Monetary ease, in an attempt to forestall further weakness has returned everywhere but Canada. Bond yields, primarily in Europe, have fallen deeper into negative territory. It is premature to fear a recession in the near term, but GDP growth should abate somewhat.
The U.S. consumer remains confident and employment remains strong, while inflation actually stirred to everyone’s surprise. It is likely that bond yields will stay suppressed indefinitely, but we believe that a modest uptrend in yields may take place, especially if inflation continues to tick up.
Of course, global trade concerns are of major importance but it is difficult to predict the outcome or impact. Thus, they are the wild card and could lead to market disruption.
Canada is enjoying a period of positive economic results which should leave the Bank of Canada on the sidelines. The strength in the loonie will act as a de facto tightening, which should continue as the Fed contemplates lowering rates and weakening the U.S. dollar as a result.

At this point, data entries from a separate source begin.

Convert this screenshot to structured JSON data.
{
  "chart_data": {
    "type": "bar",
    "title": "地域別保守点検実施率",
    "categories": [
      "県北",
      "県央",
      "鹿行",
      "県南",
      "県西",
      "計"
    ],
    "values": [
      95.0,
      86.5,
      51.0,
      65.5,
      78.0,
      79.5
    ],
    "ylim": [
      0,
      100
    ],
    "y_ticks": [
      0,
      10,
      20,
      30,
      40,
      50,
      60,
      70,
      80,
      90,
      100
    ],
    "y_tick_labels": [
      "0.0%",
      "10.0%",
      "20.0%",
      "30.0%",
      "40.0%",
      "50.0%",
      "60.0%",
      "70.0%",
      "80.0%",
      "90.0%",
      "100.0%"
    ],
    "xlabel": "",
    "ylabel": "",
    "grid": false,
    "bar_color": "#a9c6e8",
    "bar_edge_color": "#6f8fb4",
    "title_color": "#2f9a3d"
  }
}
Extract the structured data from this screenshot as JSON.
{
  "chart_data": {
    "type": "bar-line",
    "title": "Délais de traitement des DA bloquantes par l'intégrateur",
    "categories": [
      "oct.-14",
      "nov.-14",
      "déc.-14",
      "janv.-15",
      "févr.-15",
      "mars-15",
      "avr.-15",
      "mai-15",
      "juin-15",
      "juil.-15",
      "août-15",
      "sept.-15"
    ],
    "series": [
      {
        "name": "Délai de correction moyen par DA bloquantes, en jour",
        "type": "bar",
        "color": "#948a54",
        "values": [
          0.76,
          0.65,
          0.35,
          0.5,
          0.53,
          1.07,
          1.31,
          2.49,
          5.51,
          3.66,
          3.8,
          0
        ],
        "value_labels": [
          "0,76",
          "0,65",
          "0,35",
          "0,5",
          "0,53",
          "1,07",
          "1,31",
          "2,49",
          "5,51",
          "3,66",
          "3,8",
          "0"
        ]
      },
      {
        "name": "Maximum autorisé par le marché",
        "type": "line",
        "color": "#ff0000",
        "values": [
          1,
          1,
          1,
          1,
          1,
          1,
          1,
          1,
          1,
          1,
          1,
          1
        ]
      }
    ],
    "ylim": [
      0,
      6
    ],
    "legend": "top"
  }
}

June 13, 2019 | By Hank Cunningham
The stage is set for monetary easing. Fed Chair Powell signalled as much and the market has priced in one cut in July and two more for the rest of the year. This has resulted in a modest steepening in the yield curve, as measured by the two-year-ten-year spread, mostly as a result of the plunge in the two-year yield. Presently at 1.93%, the two-year is approximately 50bps below the Fed Funds Rate.
While bond yields may ebb and flow, we are in for a sustained period of low interest rates and bond yields.
The Bank of Canada finds itself in an interesting position. With the Fed poised to ease, the bank is being pressured to follow but, given the recent strength across the Canadian economy, it may hold off for now. The loonie moved up steadily given the relatively attractive fundamental differences between the U.S. and Canadian economies. As a strong Canadian dollar represents de facto tightening, the Bank of Canada may have little option but to follow the Fed.
Credit conditions improved following the relaxation in trade tensions, witnessed in the narrowing yield spreads between corporate bonds, investment-grade, high-yield and government bonds.
May 9, 2019 | By Hank Cunningham
Bond yields have reached the low end of what we perceive to be a 2.40-2.80% trading range. If Fed Chair Powell is correct in labelling the recent softness in inflation as “transitory”, then bond yields may tick higher. Some of the recent decline in yields may also have emanated from the safe-haven bid after the latest trade spat.
Global growth is positive but at a reduced pace from 2018; Europe is mired in a 1% growth phase with a majority of its bonds at negative yields.
With most central banks on the sidelines (i.e., no tightening), corporations have little to fear from rising rates. Corporate bond yields, both investment grade and high yield, have thus narrowed versus government yields. This has held true in Canada where the Bank of Canada finally abandoned its tightening bias.
Thus far, inflation has not shown any signs of accelerating and we expect no jarring moves in bond yields.